Adding to that, the comparison against the 4090 was also extremely non-sense. They used a 70B model that requires more than 35GB of memory on a 24GB GPU, which has to offload many layers to the CPU. And no comparisons against no other GPU whatsoever in any other scenarios.
Posted on Reply
#56
rv8000
JustBenchingDon't you think that eg the 7900xtx would have sold much better if it had a better upscaler and better rt performance? Cause in raster it is just as fast as the 4080, but it flopped.
While my opinion probably differs, it may have sold better if that were the case, at least in regards to RT. The issue there is the price difference between 7900XTX and 4080 AIB cards around launch were small, and well over the gpu price point of a normal consumer to where $50-$100 isn’t going to make a lick of difference. Then they shot themselves in the foot with the 7900XT msrp. If the 7900XTX had been released around $929 and the 7900XT around $749, the 4080 and 4070/ti they would’ve have sold much better. And whether that’s up to capitalizing on covid pricing, price fixing to come just under nvidia, or the bom was really that high, we’ll never know. Instead we got $1150-$1200 Nitro or XFX Merc cards alongside $1250 4080s.

Upscaling is pointless on high end GPUs as you’re just degrading visual quality to pump FPS due to tanking your performance for sake of partial ray tracing effectives, the majority of which are not worth it. I’ve said it many times before, but paying multiple grand on hardware such as gpus and monitors with low response time/high refresh rates for the best motion presentation/clarity, then adding ghosting, blurring, smearing, and texture destruction with upscaling and frame generation is peak levels of oxymoronic.
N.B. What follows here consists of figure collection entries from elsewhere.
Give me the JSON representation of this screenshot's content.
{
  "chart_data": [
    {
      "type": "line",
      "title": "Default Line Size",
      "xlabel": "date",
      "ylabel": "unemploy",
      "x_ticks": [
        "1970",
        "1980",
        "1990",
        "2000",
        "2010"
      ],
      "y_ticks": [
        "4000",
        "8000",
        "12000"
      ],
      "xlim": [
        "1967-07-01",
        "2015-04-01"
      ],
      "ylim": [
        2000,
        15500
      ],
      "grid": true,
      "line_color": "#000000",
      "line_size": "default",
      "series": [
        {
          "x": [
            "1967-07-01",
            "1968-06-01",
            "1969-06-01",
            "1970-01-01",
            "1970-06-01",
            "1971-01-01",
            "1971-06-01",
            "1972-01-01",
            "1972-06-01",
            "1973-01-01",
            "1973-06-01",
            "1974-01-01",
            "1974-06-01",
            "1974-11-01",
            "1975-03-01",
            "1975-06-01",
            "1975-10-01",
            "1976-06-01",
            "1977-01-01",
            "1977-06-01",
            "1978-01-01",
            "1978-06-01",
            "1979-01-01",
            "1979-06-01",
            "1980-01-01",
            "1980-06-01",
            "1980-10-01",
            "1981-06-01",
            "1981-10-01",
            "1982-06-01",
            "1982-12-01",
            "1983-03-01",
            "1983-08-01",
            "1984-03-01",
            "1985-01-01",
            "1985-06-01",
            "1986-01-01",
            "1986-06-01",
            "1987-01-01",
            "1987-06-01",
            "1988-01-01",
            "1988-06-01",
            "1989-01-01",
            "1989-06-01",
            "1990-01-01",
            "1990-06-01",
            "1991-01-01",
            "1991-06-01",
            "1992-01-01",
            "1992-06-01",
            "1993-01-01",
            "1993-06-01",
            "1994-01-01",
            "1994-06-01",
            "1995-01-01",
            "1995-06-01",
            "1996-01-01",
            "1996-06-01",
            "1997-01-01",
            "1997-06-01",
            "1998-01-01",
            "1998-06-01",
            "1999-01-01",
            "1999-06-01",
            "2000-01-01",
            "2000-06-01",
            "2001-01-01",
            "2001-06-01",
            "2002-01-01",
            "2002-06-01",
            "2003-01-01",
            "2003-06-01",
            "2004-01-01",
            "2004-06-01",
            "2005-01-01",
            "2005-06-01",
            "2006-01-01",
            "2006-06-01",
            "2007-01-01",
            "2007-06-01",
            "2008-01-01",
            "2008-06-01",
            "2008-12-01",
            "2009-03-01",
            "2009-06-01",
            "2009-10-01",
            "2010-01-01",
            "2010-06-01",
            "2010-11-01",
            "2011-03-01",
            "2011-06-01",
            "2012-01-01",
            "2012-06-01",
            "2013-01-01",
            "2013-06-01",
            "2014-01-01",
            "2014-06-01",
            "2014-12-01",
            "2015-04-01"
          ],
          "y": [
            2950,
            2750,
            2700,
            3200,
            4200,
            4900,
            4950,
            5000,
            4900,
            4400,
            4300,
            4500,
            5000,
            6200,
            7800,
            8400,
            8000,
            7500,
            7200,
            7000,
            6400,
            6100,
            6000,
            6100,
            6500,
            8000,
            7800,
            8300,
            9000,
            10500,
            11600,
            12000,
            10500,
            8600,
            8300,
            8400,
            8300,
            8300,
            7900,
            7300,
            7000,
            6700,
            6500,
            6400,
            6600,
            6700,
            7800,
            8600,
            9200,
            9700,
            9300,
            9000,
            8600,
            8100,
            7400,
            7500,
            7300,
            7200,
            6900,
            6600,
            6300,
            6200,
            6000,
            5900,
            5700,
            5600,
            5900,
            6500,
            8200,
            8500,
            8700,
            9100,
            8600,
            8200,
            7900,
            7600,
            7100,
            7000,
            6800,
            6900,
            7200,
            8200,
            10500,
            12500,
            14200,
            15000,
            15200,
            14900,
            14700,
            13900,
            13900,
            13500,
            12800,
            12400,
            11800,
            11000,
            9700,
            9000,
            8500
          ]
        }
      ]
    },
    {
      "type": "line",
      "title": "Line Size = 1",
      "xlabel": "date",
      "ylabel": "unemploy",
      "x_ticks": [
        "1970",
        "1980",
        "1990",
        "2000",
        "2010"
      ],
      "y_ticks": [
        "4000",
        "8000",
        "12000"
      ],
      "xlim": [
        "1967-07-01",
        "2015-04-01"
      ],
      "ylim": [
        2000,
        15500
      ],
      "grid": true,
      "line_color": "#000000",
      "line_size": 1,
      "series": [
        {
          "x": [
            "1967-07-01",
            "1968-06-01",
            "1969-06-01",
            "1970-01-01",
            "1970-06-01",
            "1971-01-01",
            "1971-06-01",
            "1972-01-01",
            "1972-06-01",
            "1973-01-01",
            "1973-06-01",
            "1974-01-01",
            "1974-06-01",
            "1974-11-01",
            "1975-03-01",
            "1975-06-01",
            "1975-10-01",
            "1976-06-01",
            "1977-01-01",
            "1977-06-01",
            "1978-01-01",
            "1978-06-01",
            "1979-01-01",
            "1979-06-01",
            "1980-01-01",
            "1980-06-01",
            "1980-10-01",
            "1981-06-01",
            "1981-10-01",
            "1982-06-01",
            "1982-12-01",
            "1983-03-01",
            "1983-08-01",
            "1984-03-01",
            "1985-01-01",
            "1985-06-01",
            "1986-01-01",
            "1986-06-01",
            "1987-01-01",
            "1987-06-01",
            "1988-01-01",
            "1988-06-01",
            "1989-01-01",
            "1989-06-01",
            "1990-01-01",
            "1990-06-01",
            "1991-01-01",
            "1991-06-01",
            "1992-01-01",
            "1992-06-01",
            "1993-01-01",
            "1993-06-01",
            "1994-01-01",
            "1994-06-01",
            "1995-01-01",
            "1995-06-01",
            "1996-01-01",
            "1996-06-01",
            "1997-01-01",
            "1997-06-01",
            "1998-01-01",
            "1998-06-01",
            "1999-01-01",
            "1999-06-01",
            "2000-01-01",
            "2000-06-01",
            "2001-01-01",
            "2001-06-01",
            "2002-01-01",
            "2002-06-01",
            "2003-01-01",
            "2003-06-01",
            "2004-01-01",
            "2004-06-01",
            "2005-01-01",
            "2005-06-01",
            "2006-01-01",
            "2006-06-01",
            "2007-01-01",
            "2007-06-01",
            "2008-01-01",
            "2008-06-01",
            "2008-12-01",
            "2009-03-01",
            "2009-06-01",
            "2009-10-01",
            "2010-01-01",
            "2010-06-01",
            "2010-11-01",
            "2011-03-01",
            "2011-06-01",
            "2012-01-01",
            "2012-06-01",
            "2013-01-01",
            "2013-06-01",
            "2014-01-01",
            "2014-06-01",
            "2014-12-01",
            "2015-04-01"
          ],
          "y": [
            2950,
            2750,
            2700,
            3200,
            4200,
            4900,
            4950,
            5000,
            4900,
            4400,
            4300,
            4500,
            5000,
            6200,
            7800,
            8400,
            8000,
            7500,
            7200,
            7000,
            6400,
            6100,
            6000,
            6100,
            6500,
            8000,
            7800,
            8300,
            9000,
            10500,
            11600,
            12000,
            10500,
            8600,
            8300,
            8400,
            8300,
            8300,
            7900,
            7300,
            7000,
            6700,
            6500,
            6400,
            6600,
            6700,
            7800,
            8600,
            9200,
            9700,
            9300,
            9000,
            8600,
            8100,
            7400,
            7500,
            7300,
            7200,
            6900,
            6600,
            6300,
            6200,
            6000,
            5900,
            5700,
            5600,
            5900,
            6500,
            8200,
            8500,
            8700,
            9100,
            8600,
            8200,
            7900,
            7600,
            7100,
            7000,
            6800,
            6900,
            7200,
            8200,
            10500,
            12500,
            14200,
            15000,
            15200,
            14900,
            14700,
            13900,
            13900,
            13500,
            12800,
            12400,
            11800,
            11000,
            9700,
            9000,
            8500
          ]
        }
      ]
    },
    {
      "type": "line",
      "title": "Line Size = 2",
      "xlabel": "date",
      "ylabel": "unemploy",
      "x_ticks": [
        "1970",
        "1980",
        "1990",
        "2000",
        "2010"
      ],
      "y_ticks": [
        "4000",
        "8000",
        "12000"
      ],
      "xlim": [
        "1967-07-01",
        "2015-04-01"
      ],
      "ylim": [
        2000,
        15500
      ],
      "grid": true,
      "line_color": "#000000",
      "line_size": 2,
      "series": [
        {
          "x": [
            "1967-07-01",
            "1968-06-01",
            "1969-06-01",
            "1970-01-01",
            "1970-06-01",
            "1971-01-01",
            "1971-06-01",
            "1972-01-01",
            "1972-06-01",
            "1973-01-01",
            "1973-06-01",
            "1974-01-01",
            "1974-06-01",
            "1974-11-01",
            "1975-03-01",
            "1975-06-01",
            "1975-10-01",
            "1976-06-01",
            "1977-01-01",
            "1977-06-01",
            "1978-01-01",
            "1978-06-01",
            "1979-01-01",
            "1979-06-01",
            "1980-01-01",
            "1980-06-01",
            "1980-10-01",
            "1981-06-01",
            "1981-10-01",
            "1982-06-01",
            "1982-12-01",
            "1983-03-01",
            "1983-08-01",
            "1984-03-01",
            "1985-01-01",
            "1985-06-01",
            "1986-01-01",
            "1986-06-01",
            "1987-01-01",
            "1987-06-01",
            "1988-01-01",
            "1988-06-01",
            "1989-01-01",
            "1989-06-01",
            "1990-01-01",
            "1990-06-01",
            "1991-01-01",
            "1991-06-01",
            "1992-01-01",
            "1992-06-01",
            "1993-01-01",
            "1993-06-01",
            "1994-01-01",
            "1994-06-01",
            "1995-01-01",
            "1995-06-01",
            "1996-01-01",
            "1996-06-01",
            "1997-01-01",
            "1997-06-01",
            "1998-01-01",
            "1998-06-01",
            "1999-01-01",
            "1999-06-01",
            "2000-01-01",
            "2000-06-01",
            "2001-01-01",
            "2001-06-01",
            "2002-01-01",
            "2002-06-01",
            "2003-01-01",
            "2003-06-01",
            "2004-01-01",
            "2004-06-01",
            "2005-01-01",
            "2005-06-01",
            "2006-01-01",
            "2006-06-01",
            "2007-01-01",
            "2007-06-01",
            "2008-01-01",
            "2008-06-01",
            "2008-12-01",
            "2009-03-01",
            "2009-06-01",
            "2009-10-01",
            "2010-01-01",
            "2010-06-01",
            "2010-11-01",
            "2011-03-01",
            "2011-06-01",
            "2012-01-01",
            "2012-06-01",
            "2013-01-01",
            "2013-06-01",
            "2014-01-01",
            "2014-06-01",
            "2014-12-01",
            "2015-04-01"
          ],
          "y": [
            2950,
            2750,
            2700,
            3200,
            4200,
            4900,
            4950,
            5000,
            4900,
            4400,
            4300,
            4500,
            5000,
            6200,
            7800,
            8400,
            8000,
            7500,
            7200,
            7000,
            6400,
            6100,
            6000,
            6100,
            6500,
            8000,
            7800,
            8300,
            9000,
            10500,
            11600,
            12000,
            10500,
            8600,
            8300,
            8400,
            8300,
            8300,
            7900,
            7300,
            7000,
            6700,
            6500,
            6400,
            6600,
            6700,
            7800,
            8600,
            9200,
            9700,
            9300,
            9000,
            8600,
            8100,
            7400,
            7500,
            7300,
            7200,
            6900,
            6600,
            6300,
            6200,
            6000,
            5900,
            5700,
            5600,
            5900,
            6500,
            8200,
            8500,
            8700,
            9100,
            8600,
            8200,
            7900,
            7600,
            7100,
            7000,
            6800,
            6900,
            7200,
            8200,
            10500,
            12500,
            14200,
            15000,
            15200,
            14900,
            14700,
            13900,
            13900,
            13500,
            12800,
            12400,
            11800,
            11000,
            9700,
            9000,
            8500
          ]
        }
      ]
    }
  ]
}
And then where some of this software could serve best, at the low to midrange of gpus, it falls apart due to lack of horsepower (and vram is some cases) or lower input resolutions resulting in even worse outputs.

Theres never a bad gpu, just a bad price.
Posted on Reply
#57
JustBenching
Ah, the smearing again, when in fact even the inferior fsr looks better than TAA. This is from wiki

Although this method makes TAA achieve a result comparable to supersampling, the technique inevitably causes ghosting and blurriness to the image.[1]